Anti-α4 antibodies have had some efficacy in treating inflammatory bowel disease. Although natalizumab failed to meet the primary study end point in treating Crohn's disease, subgroup analyses suggested that patients with the most inflammation might benefit.10 This benefit, albeit small, was demonstrated in a subsequent randomized trial.11 Natalizumab was also shown to be modestly effective as maintenance therapy in patients with Crohn's disease who responded to induction therapy.10,12 Vedolizumab has been approved for the treatment of inflammatory bowel disease based on randomized trials, although it only has a relatively modest benefit.13,14 There are retrospective case series of patients with steroid-refractory bowel GVHD treated with vedolizumab; however, a phase 2a trial testing vedolizumab in this setting was closed after futility analysis.15,16 Taken together, targeting α4-expressing integrins has, at best, only had a small benefit in treating established tissue-inflammatory bowel diseases.

With this context, why did natalizumab fail in this study? A trivial explanation would be that it was inadequately dosed. However, the authors used a regimen based on pharmacokinetics in subjects with inflammatory bowel disease, and although no pharmacokinetic studies were performed, there is no obvious reason why the dose used would have been inadequate. An alternative explanation for the clinical results could be that GVHD is not reliant on the entry of new T cells from the blood into the affected tissues; instead, once GVHD is established, it is largely maintained locally by intratissue T cells. Such a model would predict that treating GVHD with agents that impair T-cell entry into tissues would not be especially effective. Our recent work in mouse models of GVHD supports these ideas.17 Through analysis of the tissue distribution of alloreactive T-cell clones and parabiosis of mice with GVHD, we found that after GVHD was established, it was largely maintained locally by tissue-resident T cells. Our data also suggest that the local GVHD response is dependent on a Tcf7-expressing subset of intratissue T cells, which transcriptionally and phenotypically resemble so called "T exhausted progenitors," shown to be critical for maintaining responses against chronic viral infections and tumors and is a key subset of cells that respond to immune checkpoint inhibition.18 The fact that vedolizumab and natalizumab have been so disappointing in treating inflammatory bowel diseases suggests that these diseases may also be mostly locally maintained, largely independent of new blood-derived T cells.
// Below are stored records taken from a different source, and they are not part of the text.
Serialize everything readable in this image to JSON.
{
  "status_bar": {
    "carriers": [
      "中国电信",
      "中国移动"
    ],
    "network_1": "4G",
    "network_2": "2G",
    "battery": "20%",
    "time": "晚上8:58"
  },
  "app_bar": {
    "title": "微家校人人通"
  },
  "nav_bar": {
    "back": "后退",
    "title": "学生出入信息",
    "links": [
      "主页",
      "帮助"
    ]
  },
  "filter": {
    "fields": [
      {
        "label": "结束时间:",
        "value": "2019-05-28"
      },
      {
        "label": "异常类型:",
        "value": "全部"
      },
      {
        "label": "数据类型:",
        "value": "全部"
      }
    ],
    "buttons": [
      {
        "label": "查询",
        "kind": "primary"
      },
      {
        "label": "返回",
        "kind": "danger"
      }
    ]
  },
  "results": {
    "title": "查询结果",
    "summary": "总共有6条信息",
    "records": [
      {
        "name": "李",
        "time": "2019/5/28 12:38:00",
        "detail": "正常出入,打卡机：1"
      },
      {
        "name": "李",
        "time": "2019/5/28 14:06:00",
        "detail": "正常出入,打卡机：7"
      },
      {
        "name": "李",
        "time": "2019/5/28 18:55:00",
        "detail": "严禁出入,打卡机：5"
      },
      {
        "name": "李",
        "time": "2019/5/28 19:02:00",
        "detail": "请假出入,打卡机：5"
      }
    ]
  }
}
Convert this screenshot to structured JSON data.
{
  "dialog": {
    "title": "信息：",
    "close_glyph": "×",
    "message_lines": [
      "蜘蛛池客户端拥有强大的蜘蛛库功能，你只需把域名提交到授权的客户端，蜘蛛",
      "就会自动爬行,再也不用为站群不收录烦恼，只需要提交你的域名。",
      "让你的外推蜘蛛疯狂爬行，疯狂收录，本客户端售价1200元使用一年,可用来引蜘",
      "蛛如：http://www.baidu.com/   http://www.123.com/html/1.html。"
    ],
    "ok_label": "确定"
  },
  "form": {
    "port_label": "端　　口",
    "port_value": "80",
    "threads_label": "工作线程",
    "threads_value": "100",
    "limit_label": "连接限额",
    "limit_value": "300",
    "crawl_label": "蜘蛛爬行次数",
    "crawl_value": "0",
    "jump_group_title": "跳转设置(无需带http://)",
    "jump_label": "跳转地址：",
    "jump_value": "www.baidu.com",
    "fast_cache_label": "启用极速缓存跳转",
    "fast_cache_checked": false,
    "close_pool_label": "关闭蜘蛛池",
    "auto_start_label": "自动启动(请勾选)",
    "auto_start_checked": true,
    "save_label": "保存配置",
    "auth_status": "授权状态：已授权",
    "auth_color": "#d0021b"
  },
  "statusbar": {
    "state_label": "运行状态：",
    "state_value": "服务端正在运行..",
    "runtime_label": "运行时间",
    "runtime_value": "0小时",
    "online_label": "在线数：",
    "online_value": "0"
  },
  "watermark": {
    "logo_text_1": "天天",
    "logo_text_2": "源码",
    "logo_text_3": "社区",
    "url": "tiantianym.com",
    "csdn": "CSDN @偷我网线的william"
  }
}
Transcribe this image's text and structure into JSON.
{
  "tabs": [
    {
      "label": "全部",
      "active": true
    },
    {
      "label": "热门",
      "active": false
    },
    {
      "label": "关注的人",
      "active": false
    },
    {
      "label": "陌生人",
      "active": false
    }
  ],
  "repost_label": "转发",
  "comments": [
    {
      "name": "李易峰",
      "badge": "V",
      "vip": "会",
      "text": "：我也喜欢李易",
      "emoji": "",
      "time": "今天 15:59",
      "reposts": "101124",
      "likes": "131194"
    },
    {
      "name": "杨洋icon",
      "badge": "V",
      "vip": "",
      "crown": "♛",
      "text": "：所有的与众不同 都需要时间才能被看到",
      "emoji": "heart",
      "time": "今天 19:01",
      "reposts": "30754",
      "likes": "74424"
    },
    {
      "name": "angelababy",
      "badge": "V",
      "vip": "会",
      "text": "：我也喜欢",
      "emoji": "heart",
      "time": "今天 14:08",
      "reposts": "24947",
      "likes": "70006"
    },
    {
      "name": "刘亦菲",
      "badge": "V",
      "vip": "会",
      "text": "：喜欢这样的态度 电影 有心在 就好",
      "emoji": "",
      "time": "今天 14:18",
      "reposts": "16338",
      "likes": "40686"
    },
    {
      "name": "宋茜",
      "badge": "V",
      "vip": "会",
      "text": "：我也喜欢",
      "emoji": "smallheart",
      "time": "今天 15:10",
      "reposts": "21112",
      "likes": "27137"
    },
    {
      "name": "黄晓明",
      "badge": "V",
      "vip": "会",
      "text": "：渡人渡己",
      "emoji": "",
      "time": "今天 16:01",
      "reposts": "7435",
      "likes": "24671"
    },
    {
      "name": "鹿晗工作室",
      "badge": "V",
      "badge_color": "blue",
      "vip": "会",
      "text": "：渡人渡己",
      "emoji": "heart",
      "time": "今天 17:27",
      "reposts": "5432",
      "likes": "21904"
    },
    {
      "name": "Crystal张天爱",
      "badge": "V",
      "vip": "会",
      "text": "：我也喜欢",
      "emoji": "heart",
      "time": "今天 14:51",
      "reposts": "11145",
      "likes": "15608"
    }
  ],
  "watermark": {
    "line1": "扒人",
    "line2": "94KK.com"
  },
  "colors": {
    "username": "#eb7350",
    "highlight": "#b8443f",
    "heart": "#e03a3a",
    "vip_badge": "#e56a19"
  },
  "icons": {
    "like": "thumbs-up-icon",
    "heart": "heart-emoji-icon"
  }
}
Despite the negative results, the authors should be commended for testing a rational hypothesis through the conduct of a trial with a robust design, leveraging biomarker-based risk stratification. This approach enables the conduct of clinical trials for GVHD treatment with smaller cohorts while maintaining adequate power. Such cost-effective designs could accelerate clinical GVHD research regardless of whether future trials are positive or negative.

Conflict-of-interest disclosure: W.D.S. holds stock options and is a paid consultant for Bluesphere Bio and holds stock options in Orca Bio. The remaining authors declare no competing financial interests.